For up-to-date transfer pricing, please visit the AWS Pricing documentation. Step-by-step tutorials on how to create a free AWS Account and how to access datasets within S3 are available below.

Accessing Older Versions of Full Datasets on Amazon Web Services (AWS) S3

The SPARC Portal's storage mechanism for published datasets are provided by DAT-Core's Pennsieve Platform. It ensures that published files are stored only once in the AWS cloud. Older versions of datasets less than 5GB and all versions of individual files are immediately available for users to access and download through the web browser. However, in order to access any full dataset of an older version, it must be temporarily restored as a whole package before it can accessed on the AWS S3 Requester Pays service in its entirety. To restore an older version of a dataset to access, navigate to the version that you would like to access and Request Access.

After submitting your request, the Pennsieve Platform will get to work! Restoring older versions may take up to 24hrs to complete and depend on the datasets's size.

Once the older version is ready, you will be notified via email from [email protected]with instructions on how to access it on AWS S3. Don't forget to check your spam folder!

📘

The older version of the dataset will be temporarily available for only 14 days.


Downloading Files from a Dataset

Users can also download individual files and folders within a dataset.

Individual File Downloads

To download a single file, click on the down arrow icon in the Action column of a dataset's Files tab. For files smaller than 5GB, the file will immediately begin to download to your local machine. Please note that the files will be compressed upon download. Files larger than 5GB are made available directly on Amazon’s S3 service (see above for details).

For some files types, such as TIFF, JPEG2000, or JSON, clicking on the file name will open a new page listing the file details. From there, you can also click the Download button in the top right.

Multiple File Downloads

To download multiple files and folders at a time, click the checkbox next to each file to be downloaded. Next, click the Download Selected Files and Folders button in the bottom left of the Files tab.

A confirmation screen will appear. Name the ZIP folder and click Download to initiate your immediate download.

📘

Single files will be downloaded and saved in their original file format.

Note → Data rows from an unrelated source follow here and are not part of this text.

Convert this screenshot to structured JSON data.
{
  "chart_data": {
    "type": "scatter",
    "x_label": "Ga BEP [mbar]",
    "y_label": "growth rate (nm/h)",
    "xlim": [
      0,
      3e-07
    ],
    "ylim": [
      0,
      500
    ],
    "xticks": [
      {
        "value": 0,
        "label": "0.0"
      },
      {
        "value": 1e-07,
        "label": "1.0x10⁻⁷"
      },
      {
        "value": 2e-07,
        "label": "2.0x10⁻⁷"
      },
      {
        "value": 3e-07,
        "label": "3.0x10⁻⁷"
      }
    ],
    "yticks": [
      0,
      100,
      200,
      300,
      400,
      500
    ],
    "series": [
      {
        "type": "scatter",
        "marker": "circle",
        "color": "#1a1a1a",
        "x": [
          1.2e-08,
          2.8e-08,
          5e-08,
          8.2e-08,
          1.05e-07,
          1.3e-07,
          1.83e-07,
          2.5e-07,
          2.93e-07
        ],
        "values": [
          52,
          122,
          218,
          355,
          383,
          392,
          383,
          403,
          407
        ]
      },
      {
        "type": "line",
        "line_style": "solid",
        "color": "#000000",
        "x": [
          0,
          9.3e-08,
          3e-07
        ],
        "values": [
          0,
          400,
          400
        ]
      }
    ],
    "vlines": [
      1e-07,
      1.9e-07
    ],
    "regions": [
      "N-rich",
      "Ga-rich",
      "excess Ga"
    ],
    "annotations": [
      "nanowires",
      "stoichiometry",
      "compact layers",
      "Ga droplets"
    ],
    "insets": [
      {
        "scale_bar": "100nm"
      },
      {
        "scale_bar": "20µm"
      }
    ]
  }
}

Files and/or folders downloaded together will be saved as a ZIP folder containing the selected files/folders.

Download or Transfer fees

For datasets and files under 5GB, SPARC covers the egress fees and provides users with a mechanism to download the dataset directly from the dataset landing page.

SPARC is built on AWS infrastructure and is subject to AWS egress fees anytime data is downloaded or transferred from its AWS S3 storage bucket.

For up-to-date transfer pricing, please visit the AWS Pricing documentation.